So my name is Yuying. I’ve been a product executive for about 20 years now. I started in pure tech and now I’m in my passion space which is ed-tech for the last 7 years working across K12 and also for adults I’m working towards the higher ed space.

Wonderful, thanks for chatting with me today. You were sharing that you have three kids, ages 11,15, and 13.

Yes exactly.

So tell me, if you can think back to when you were 11. What was going on in your learning life? How was your reputation in school? How did teachers see you and how did you see yourself?

I moved to the US when I was 10. I didn’t speak a word of English and I was dropped into the middle of Texas. So, major culture shock. It took me 10 months before I was able to speak any English. At age 11, I was right at that transition of having some fluency.  So my teacher’s expectations of me were based on my standard test scores, which were really low. I wasn’t really fluent and my dictionary looking up wasn’t that fast when I took that test. As I acquired the language fluency, my capabilities started to show up. I was being shuffled between the not progressing classes so well, into the honors and back and forth. My schedule was looking really confusing to the counselors because some of them would end up in honors and others were way behind, and every time I switched one they would try to put me back in the same slate. So, it was confusing from their point of view. I wasn’t really paying attention. I don’t think I thought of much at the time. I certainly didn’t think I was smart, and didn’t think I was dumb. I think I was just floating around. 

If we’re defining learning as going from not being able to do something to being able to do it. How would you say your learning style was as a kid, and what messages were you getting about learning?

I was really left alone by my parents. I was just dropped off at the public library for hours on end. Most of my learning was self directed towards what I was interested in. I either just read things, or signed up for classes randomly and just followed through. Very exploratory, and looking back I think it served me very well, because I just got to chase after what I thought was interesting at the moment.

Does that translate now in your working life? How has that style changed or maintained now, as you develop in tech products. 

Now that I think about it, it has definitely carried over. I have a lot less time is the biggest difference, but if I have time, I just go in these spurts of whatever it is I’m interested in right now and I kinda binge. It used to be books, but now it’s YouTube or podcasts, or what have you.
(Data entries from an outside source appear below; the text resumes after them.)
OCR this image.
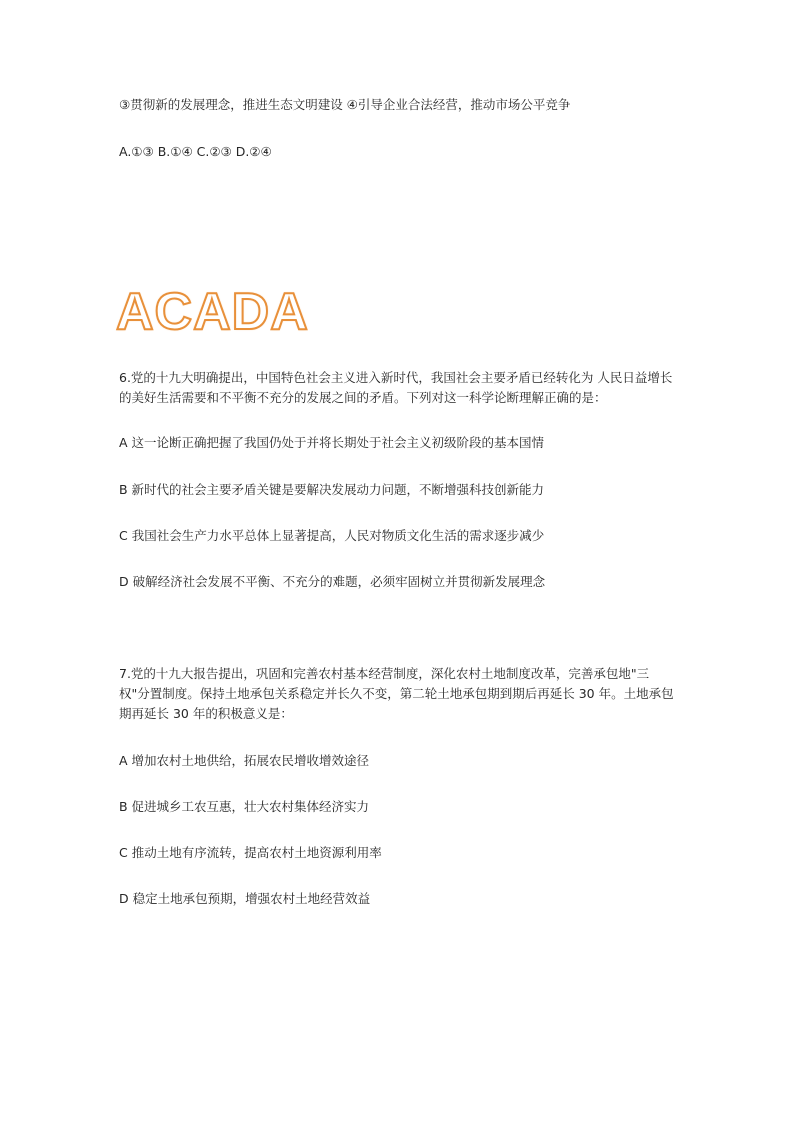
③贯彻新的发展理念，推进生态文明建设 ④引导企业合法经营，推动市场公平竞争
A.①③ B.①④ C.②③ D.②④
ACADA
6.党的十九大明确提出，中国特色社会主义进入新时代，我国社会主要矛盾已经转化为 人民日益增长的美好生活需要和不平衡不充分的发展之间的矛盾。下列对这一科学论断理解正确的是：
A 这一论断正确把握了我国仍处于并将长期处于社会主义初级阶段的基本国情
B 新时代的社会主要矛盾关键是要解决发展动力问题，不断增强科技创新能力
C 我国社会生产力水平总体上显著提高，人民对物质文化生活的需求逐步减少
D 破解经济社会发展不平衡、不充分的难题，必须牢固树立并贯彻新发展理念
7.党的十九大报告提出，巩固和完善农村基本经营制度，深化农村土地制度改革，完善承包地"三权"分置制度。保持土地承包关系稳定并长久不变，第二轮土地承包期到期后再延长 30 年。土地承包期再延长 30 年的积极意义是：
A 增加农村土地供给，拓展农民增收增效途径
B 促进城乡工农互惠，壮大农村集体经济实力
C 推动土地有序流转，提高农村土地资源利用率
D 稳定土地承包预期，增强农村土地经营效益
Whatever topic I’m on I kinda just binge and absorb and summarize for myself and move on to the next one. 

Sweet, I imagine that served you well as you moved from product to product. 

Definitely, because learning a new language has always been my favorite part. When I first started in language learning products, I really dove into the cognitive sciences and the learning aspects of language, second language, what native was coming from, and what was your current fluency. All of that. I’m fascinated by anything completely new when I’m diving into the domain. That fast ramp-up, also that different point of view because you’re new to it, can bring you product insights that those already in it deep for a decade may not see. 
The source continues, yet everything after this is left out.